With so much talk of organizations adopting big data and analytics initiatives, this would suggest that such initiatives are not delivering – failing in other words. So why do big data initiatives fail? Depending on who you talk to, you will get different answers to this question. From our position as a software development focused company that helps client organizations put big data and cloud-focused initiatives into place here are four factors we would like to highlight.


  1. Disconnect between the data and the systems that use it: Clearly there is no problem with the volume of data. This is flooding into the organization from all sides – every customer interaction or even intent is monitored, logged and made available for analysis. The same is true of data relating to operational efficiency and even the broader ecosystem in which the organization operates. But is the relevant data being collected and is it being channeled for deriving the insights that matter? That apart, we have observed substantial gaps between the maths that the data scientists apply to the data and the software and systems that then have to apply to these mathematical algorithms to derive insights from them the organization can use. A bridge is needed between the science in data and the computing technologies of big data without which the data cannot deliver.
  2. Not designing for business impact: Ironically, many big data and analytics initiatives are doomed to fail even before they start. In these cases, the problem is not in how the initiative is implemented but in rather how it is envisioned. What are the key business questions you want your data to answer for you? What is the business impact you are seeking? Framing and then answering these questions accurately will help you define what data to collect, how to collect it and what treatment to put it through to get those insights. Starting without this end in mind will make your big data initiative a costly experiment of the IT Department in everything but name.

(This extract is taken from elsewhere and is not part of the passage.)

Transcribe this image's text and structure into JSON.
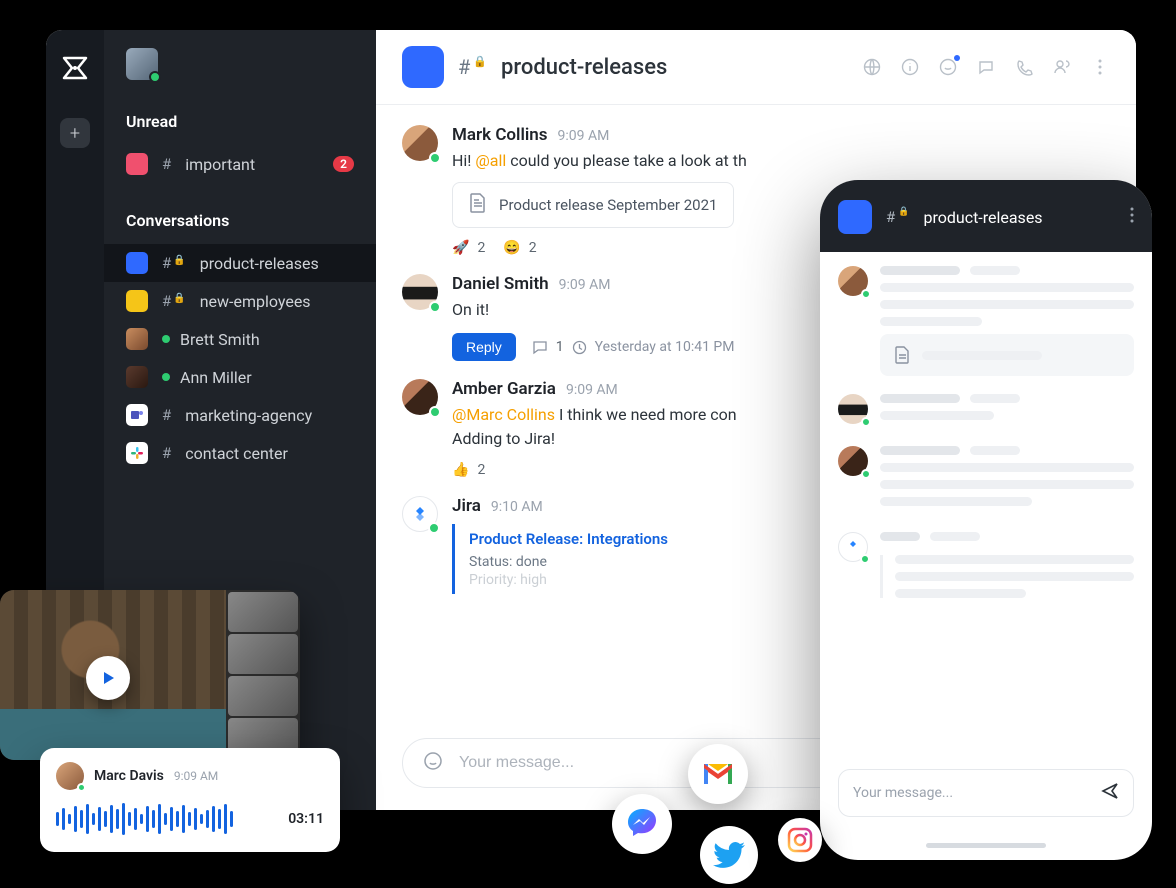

  3. The Technology tangle: In most instances organizations know their business but do not have visibility into the technology landscape. This comes in the way of putting together a coherent and complete solution that turns input into insight. This often prompts inappropriate “fad of the day” technology choices. More than once we have found initiatives running aground because of the technology choice and significant time is expended in trying to prove the technology works, rather than in making the technology work for you. Technology choices are many and we always recommend taking a considered decision keeping your specific business needs, including factors like future scalability and security in mind, and after reasonable trials.
  4. The money shot: In case you had not noticed, big data initiative cost money – sometimes lots of it. Sometimes discussions about big data seem to ignore the fact that apart from the costs associated with the software there are likely to be significant costs in hardware and infrastructure – all that data has to be stored, secured, transmitted and treated somewhere. While using the cloud could reduce this burden (and shift costs from the Capex to the Opex budget) this cost is still not trivial. This apart there are costs associated with the changes the organization will have to make to systems and processes, training costs and even hiring for new skill-sets. This is why big data and analytics initiatives need the sponsorship of the very top management in the organization. How else to get the money and organizational commitment required to pull this off?

Admittedly this list is not complete – our view is obviously coloured by our experiences and there are a whole bunch of other factors that can make or break big data initiatives. We do think though that it is important to stay positive and believe. A Capgemini report from last year showed that only 8% of the managers surveyed said their own big data initiatives were “very successful” and 27% thought their initiatives were “successful”. On our part, we would like to focus on the 60% of managers in that same report who believed that over the next 3 years, big data would change the world, including the industries they themselves were in. For organizations that have similar hopes from their big data initiatives, we would suggest a long hard look at the factors listed here!